Di sisi lain, Faris menemukan kebebasan berekspresi yang mungkin sulit didapatkan dalam struktur organisasi yang kaku. “Di barista itu benar-benar ngasih ruang ekspresi yang lebih fleksibel dan bebas. Di balik bar, saya juga bisa melakukan eksplorasi, mencoba kombinasi baru, bahkan saya bisa membuat signature drink versi diri saya sendiri,” tuturnya dengan antusias.
Baginya, menjadi barista bukan sekadar pekerjaan, melainkan sebuah seni. Ini adalah kanvas untuk kreativitas yang dinamis, sebuah pelarian dari struktur formal menuju sesuatu yang lebih organik dan personal. Panggung ini juga mengajarkan kemandirian yang nyata, sesuatu yang menjadi mata uang paling berharga di era ini.
“Saya merasa lebih mandiri dan somehow lebih relevan sama zaman sekarang,” ungkap Faris. “Ada rasa bangga aja sih, karena bisa berdiri di kaki sendiri, tetap produktif.

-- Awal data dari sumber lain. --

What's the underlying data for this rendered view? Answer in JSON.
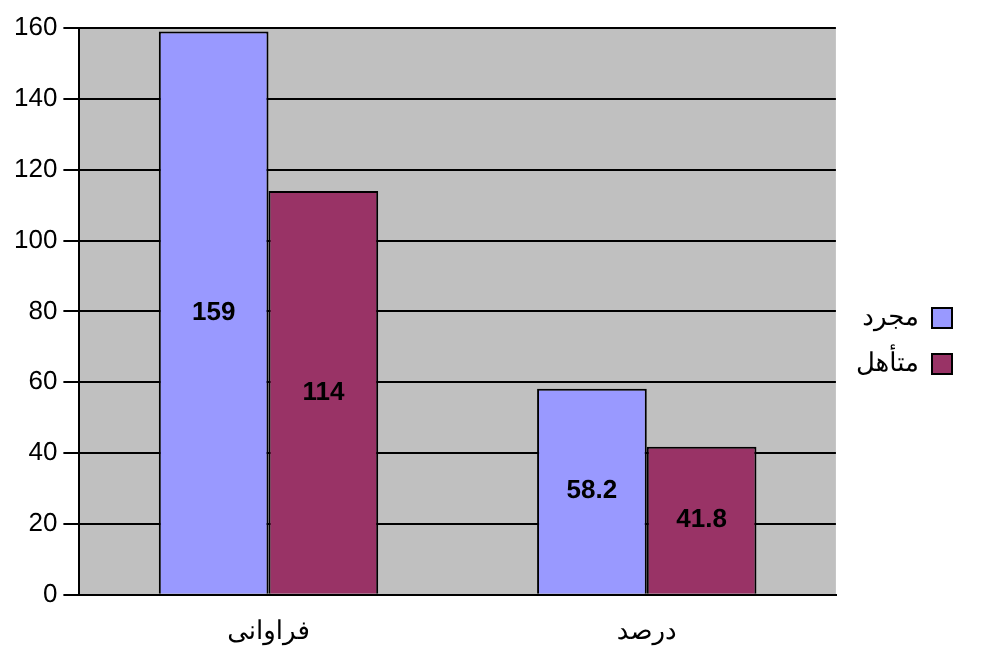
{
  "chart_data": {
    "type": "bar",
    "categories": [
      "فراوانی",
      "درصد"
    ],
    "series": [
      {
        "name": "مجرد",
        "color": "#9999ff",
        "values": [
          159,
          58.2
        ]
      },
      {
        "name": "متأهل",
        "color": "#993366",
        "values": [
          114,
          41.8
        ]
      }
    ],
    "ylim": [
      0,
      160
    ],
    "yticks": [
      0,
      20,
      40,
      60,
      80,
      100,
      120,
      140,
      160
    ],
    "grid": "y",
    "legend": "right",
    "data_labels": true
  }
}
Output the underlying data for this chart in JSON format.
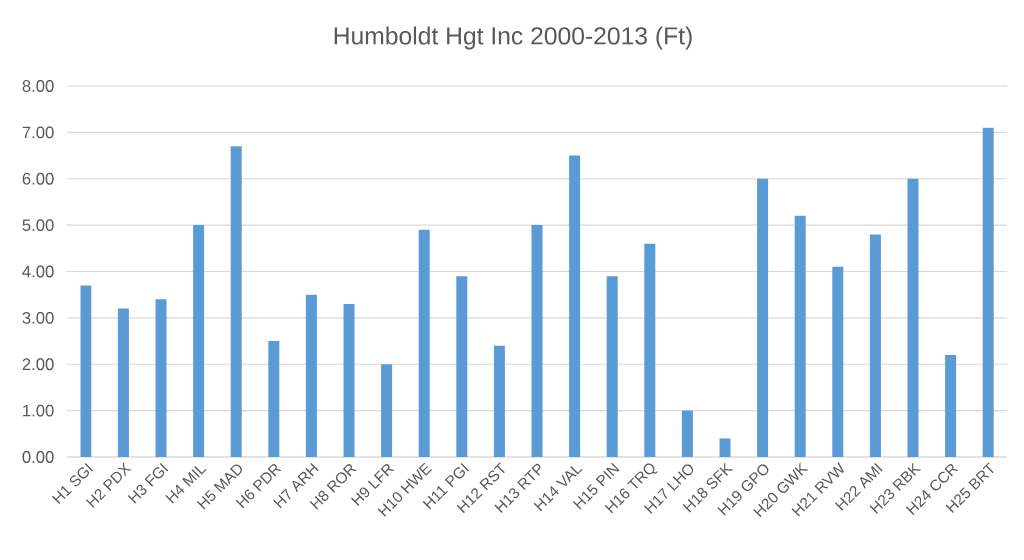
{
  "chart_data": {
    "type": "bar",
    "title": "Humboldt Hgt Inc 2000-2013 (Ft)",
    "categories": [
      "H1 SGI",
      "H2 PDX",
      "H3 FGI",
      "H4 MIL",
      "H5 MAD",
      "H6 PDR",
      "H7 ARH",
      "H8 ROR",
      "H9 LFR",
      "H10 HWE",
      "H11 PGI",
      "H12 RST",
      "H13 RTP",
      "H14 VAL",
      "H15 PIN",
      "H16 TRQ",
      "H17 LHO",
      "H18 SFK",
      "H19 GPO",
      "H20 GWK",
      "H21 RVW",
      "H22 AMI",
      "H23 RBK",
      "H24 CCR",
      "H25 BRT"
    ],
    "values": [
      3.7,
      3.2,
      3.4,
      5.0,
      6.7,
      2.5,
      3.5,
      3.3,
      2.0,
      4.9,
      3.9,
      2.4,
      5.0,
      6.5,
      3.9,
      4.6,
      1.0,
      0.4,
      6.0,
      5.2,
      4.1,
      4.8,
      6.0,
      2.2,
      7.1
    ],
    "color": "#5b9bd5",
    "ylim": [
      0,
      8
    ],
    "yticks": [
      {
        "value": 0,
        "label": "0.00"
      },
      {
        "value": 1,
        "label": "1.00"
      },
      {
        "value": 2,
        "label": "2.00"
      },
      {
        "value": 3,
        "label": "3.00"
      },
      {
        "value": 4,
        "label": "4.00"
      },
      {
        "value": 5,
        "label": "5.00"
      },
      {
        "value": 6,
        "label": "6.00"
      },
      {
        "value": 7,
        "label": "7.00"
      },
      {
        "value": 8,
        "label": "8.00"
      }
    ],
    "grid": "y"
  }
}
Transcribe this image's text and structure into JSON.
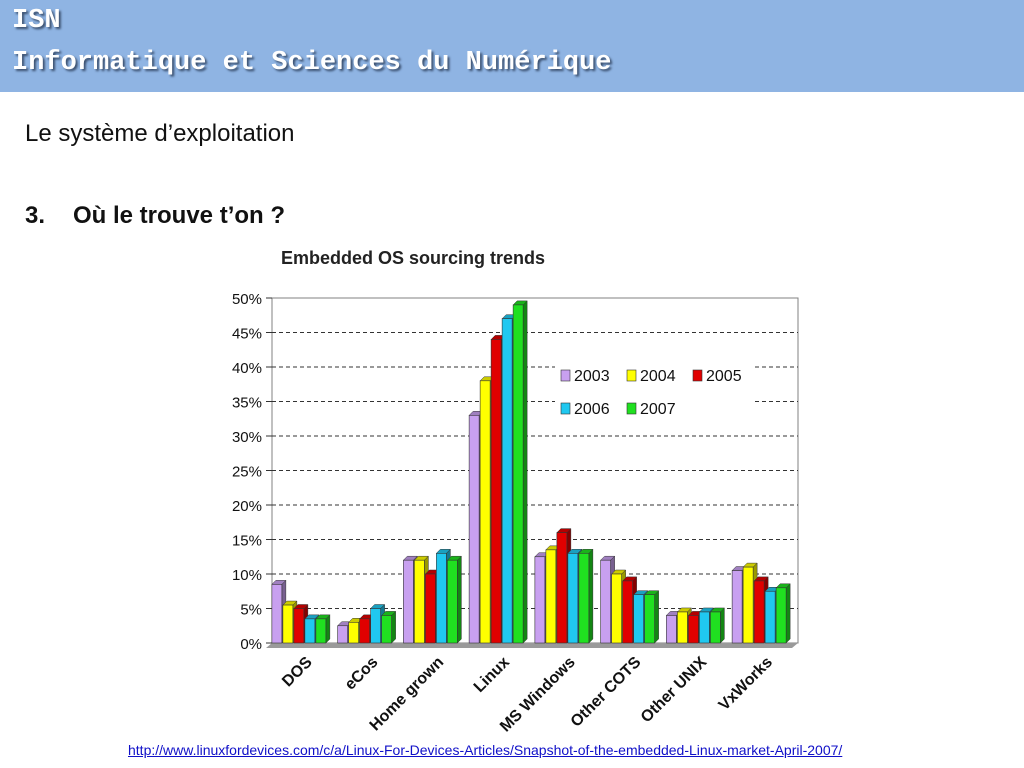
{
  "header": {
    "line1": "ISN",
    "line2": "Informatique et Sciences du Numérique"
  },
  "slide": {
    "subtitle": "Le système d’exploitation",
    "question_number": "3.",
    "question_text": "Où le trouve t’on ?"
  },
  "source_link": "http://www.linuxfordevices.com/c/a/Linux-For-Devices-Articles/Snapshot-of-the-embedded-Linux-market-April-2007/",
  "colors": {
    "banner": "#8fb4e3",
    "link": "#1010c8"
  },
  "chart_data": {
    "type": "bar",
    "title": "Embedded OS sourcing trends",
    "categories": [
      "DOS",
      "eCos",
      "Home grown",
      "Linux",
      "MS Windows",
      "Other COTS",
      "Other UNIX",
      "VxWorks"
    ],
    "series": [
      {
        "name": "2003",
        "color": "#c8a0f0",
        "values": [
          8.5,
          2.5,
          12,
          33,
          12.5,
          12,
          4,
          10.5
        ]
      },
      {
        "name": "2004",
        "color": "#ffff00",
        "values": [
          5.5,
          3,
          12,
          38,
          13.5,
          10,
          4.5,
          11
        ]
      },
      {
        "name": "2005",
        "color": "#e00000",
        "values": [
          5,
          3.5,
          10,
          44,
          16,
          9,
          4,
          9
        ]
      },
      {
        "name": "2006",
        "color": "#20c8f0",
        "values": [
          3.5,
          5,
          13,
          47,
          13,
          7,
          4.5,
          7.5
        ]
      },
      {
        "name": "2007",
        "color": "#20e020",
        "values": [
          3.5,
          4,
          12,
          49,
          13,
          7,
          4.5,
          8
        ]
      }
    ],
    "yticks": [
      "0%",
      "5%",
      "10%",
      "15%",
      "20%",
      "25%",
      "30%",
      "35%",
      "40%",
      "45%",
      "50%"
    ],
    "ylim": [
      0,
      50
    ],
    "grid": "dashed horizontal",
    "legend_position": "top-right"
  }
}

Itu semua bikin saya ngerasa nyambung sama realitas sekarang.”
Izzul mengamini sentimen ini. “Kalau merasa keren, ya enggak sih. Cuma saya merasa lebih mandiri, lebih diinginkan untuk bisa bertarung di hadapan dunia yang keras. Masyarakat menuntut cowok juga harus bisa menghasilkan duit, belajar cari duit sedini mungkin,” kata dia. [dan/beq]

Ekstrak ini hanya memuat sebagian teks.